An EMA is a moving average which can be calculated only by knowing the last EMA value, and the current value. The EMA doesn't require retaining the last N data points, making it quite memory efficient.
def next_ema(val: float, last_ema: float, decay: float) -> float:
return last_ema * decay + val * (1-decay)
This concept is widely used in various fields and has been independently discovered and applied many times. As an example, I implemented a similar averaging technique in a Minecraft mod project back in 2013 and I had no idea what it was called.
How do you implement an EMA for a machine learning model?
It's very similar, except rather than single floats as inputs you have to do this for every model parameter that you want to be part of the EMA. With PyTorch modules you can use the named_parameters()
iterator to access all parameters.
EMA in Stable Diffusion
Stable Diffusion includes an implementation of an EMA called LitEma
, found at ldm/modules/ema.py.
The implementation is very short, and most of the work involved is managing dicts of tensors.
Where are the EMA weights kept?
In this implementation, a device is never explicitly set, so the EMA weights end up on the GPU like everything else. This doubles the memory required to store the model parameters!
How can we move them to the CPU?
Unfortunately, Pytorch Lightning tries quite hard to put buffers on the GPU automatically. This is normally nice, and part of "hardware agnostic training".
Some other users have ran into similar issues.
We can get around this by avoiding using register_buffers
and manually creating Tensors on the CPU, and storing them inside a list to avoid Lightning detecting the tensor.
This is a bit of a fragile hack, but it works for now.
self.cpu_shadow_params = [{}] if ema_on_cpu else None
for name, p in model.named_parameters():
if p.requires_grad:
# remove as '.'-character is not allowed in buffers
s_name = name.replace('.', '')
self.m_name2s_name.update({name: s_name})
cloned = p.detach().clone().data
cloned.requires_grad = False
# Added this check here
if ema_on_cpu:
self.cpu_shadow_params[0][s_name] = cloned.cpu()
else:
self.register_buffer(s_name, cloned)
Let's try it
After making the above change, and a few more bodges further down to copy tensors on/off the GPU and handle restoring checkpoints with the same state_dict
keys, it works!
Unfortunately it's now taking over 2 seconds per batch because copying tensors from the GPU to CPU is slow.
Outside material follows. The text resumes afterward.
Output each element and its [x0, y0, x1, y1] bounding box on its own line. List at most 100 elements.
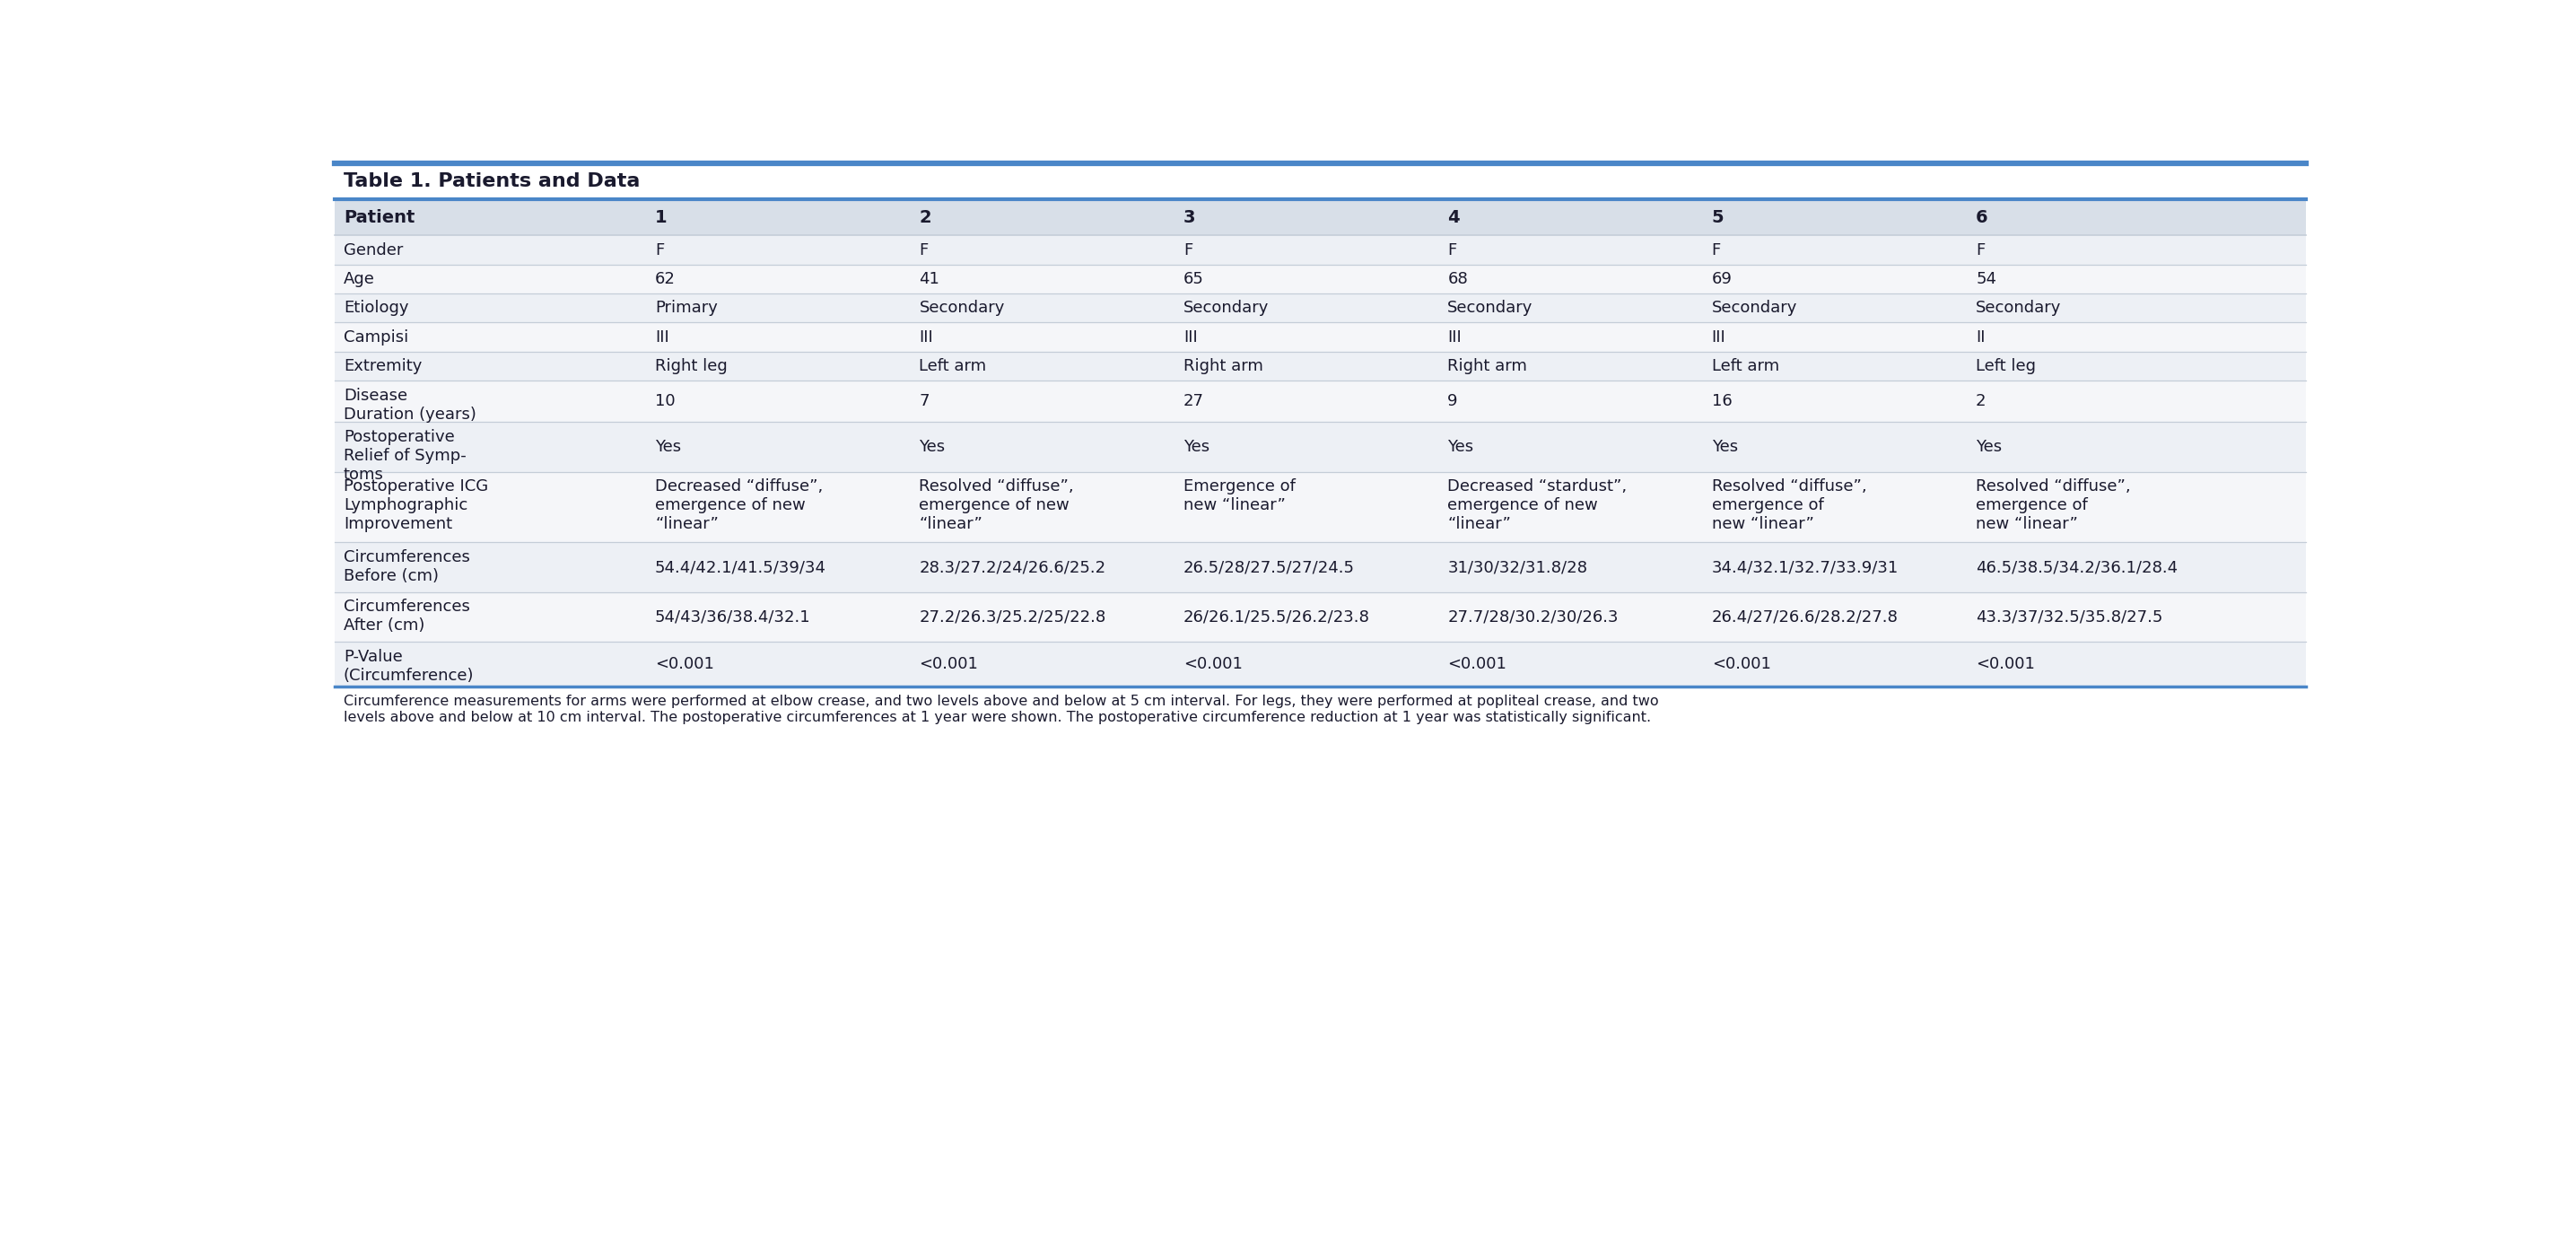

This is too slow! We need a workaround
Yep, it's taking an extra second per batch to update on the CPU. Saving VRAM isn't that much use if we're halving the speed.
Fortunately for us, in our particular context we don't need to update the weights on every single batch. Machine learning model weights drift slowly, so we can apply an EMA update only on every Nth batch and still get mostly the same results, as long as N isn't set too high!
We'll also need to set the initial decay
value to math.pow(decay, update_every)
so we still make a big enough change.
What's going on with collected_params
?
Glad you spotted that too, it does look a little odd.
store
saves the current weights of the model in self.collected_params
, and restore
restores those back to the original model. This allows temporarily using the EMA weights as the main weights, and is used to log images during training. Here's how it gets used in ldm/models/diffusion/ddpm.py.
The original code isn't doing anything with self.collected_params
after restoring so it's leaking an entire copy of the model after the first time store
gets called!
For bonus points, let's fix that leak and move those tensors onto the CPU.
All together now
Here are our final changes: LunNova/InvokeAI-nyoom ema: move EMA weights to CPU and only update weights every N steps
This reduced training memory usage at a batch size of two from OOMing at 32GB to using only 27GB of VRAM.
Before this change it took 27GB to train a batch size of one so I'm quite happy with it!